I’m a pretty conservative person with my body. I’ve never been one for revealing clothes and rarely wear something more risqué than a tank top. Even when I loved my body, my favorite outfit was corduroys and a t-shirt. If you would have asked pre-infertile me if I would be comfortable stripping from the waist down, covering myself with a sheet, and getting an internal ultrasound, I would have turned bright red and laughed at the ridiculousness of your claim. Now? I’m a pro and can walk into any stirrup situation without embarrassment.
Truth 7: infertility simile: my arm is like a pincushion.

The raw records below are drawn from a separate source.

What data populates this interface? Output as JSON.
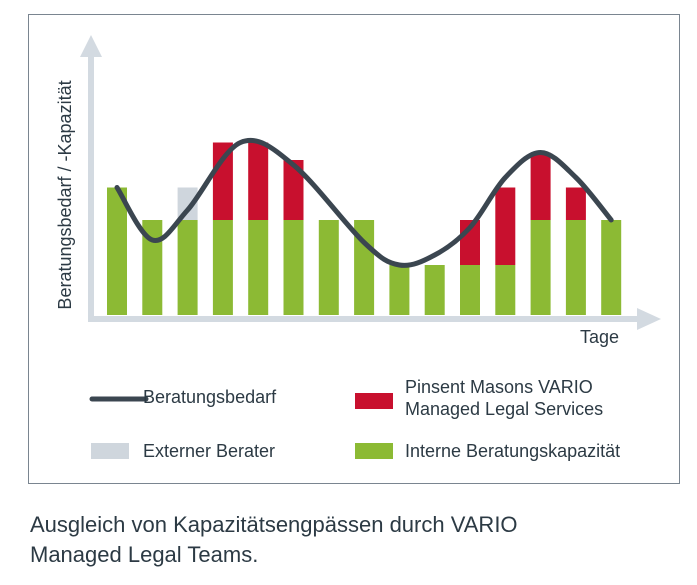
{
  "chart_data": {
    "type": "bar",
    "stacked": true,
    "ylabel": "Beratungsbedarf / -Kapazität",
    "xlabel": "Tage",
    "y_ticks_shown": false,
    "x_ticks_shown": false,
    "grid": false,
    "ylim": [
      0,
      100
    ],
    "categories": [
      "1",
      "2",
      "3",
      "4",
      "5",
      "6",
      "7",
      "8",
      "9",
      "10",
      "11",
      "12",
      "13",
      "14",
      "15"
    ],
    "series": [
      {
        "name": "Interne Beratungskapazität",
        "color": "#8cba34",
        "values": [
          51,
          38,
          38,
          38,
          38,
          38,
          38,
          38,
          20,
          20,
          20,
          20,
          38,
          38,
          38
        ]
      },
      {
        "name": "Externer Berater",
        "color": "#cfd6dd",
        "values": [
          0,
          0,
          13,
          0,
          0,
          0,
          0,
          0,
          0,
          0,
          0,
          0,
          0,
          0,
          0
        ]
      },
      {
        "name": "Pinsent Masons VARIO Managed Legal Services",
        "color": "#c8102e",
        "values": [
          0,
          0,
          0,
          31,
          31,
          24,
          0,
          0,
          0,
          0,
          18,
          31,
          27,
          13,
          0
        ]
      }
    ],
    "line": {
      "name": "Beratungsbedarf",
      "color": "#3b4650",
      "x": [
        1,
        2,
        3,
        4.5,
        6,
        8,
        9,
        10,
        11,
        12,
        13,
        14,
        15
      ],
      "y": [
        51,
        30,
        42,
        69,
        60,
        29,
        20,
        24,
        35,
        55,
        65,
        55,
        38
      ]
    },
    "legend": {
      "placement": "bottom",
      "entries": [
        {
          "label": "Beratungsbedarf",
          "kind": "line",
          "color": "#3b4650"
        },
        {
          "label": "Pinsent Masons VARIO\nManaged Legal Services",
          "kind": "box",
          "color": "#c8102e"
        },
        {
          "label": "Externer Berater",
          "kind": "box",
          "color": "#cfd6dd"
        },
        {
          "label": "Interne Beratungskapazität",
          "kind": "box",
          "color": "#8cba34"
        }
      ]
    }
  },
  "legend_labels": {
    "demand": "Beratungsbedarf",
    "pinsent_line1": "Pinsent Masons VARIO",
    "pinsent_line2": "Managed Legal Services",
    "external": "Externer Berater",
    "internal": "Interne Beratungskapazität"
  },
  "caption": {
    "line1": "Ausgleich von Kapazitätsengpässen durch VARIO",
    "line2": "Managed Legal Teams."
  },
  "colors": {
    "axis": "#d3dae1",
    "frame": "#7a8590",
    "text": "#2c3a44"
  }
}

I’m sure you’ve seen those beautiful pictures of the newborn babies or pregnancy announcements surrounded by hundreds of needles used to conceive. I stop and smile every time one pops up on my newsfeed. What the lucky, fertile people don’t know that those needles are only a piece of the puzzle. Seriously, the number of blood tests I’ve had is mindblowing. The best part? Only one of my arms has a “good” vein. My poor right arm moonlights as a pincushion. Whenever a nurse tried the other arm, failure was usually in the cards. There was one nurse who succeeded a couple times, but even the nurses running the IV for my surgeries inevitably ended up sticking my right arm. If you add up the needles stuck in your butt (not awesome), the ones in your stomach (ouch), the ones in your arm (so many), we should definitely be thankful that our bodies are so amazing at healing those little pokes.
And the ultimate truth is…
The truth about infertility is really that the pieces of the puzzle needed to make a baby are so numerous that it’s almost impossible to understand the scope. Some of it is awkward, some are hilarious, some is sad, but all of it is a part of the journey you take to conceive. Embrace each truth, no matter how uncomfortable it makes you because, with some luck, one day you’ll look back and each one will make you smile as you watch your little one play.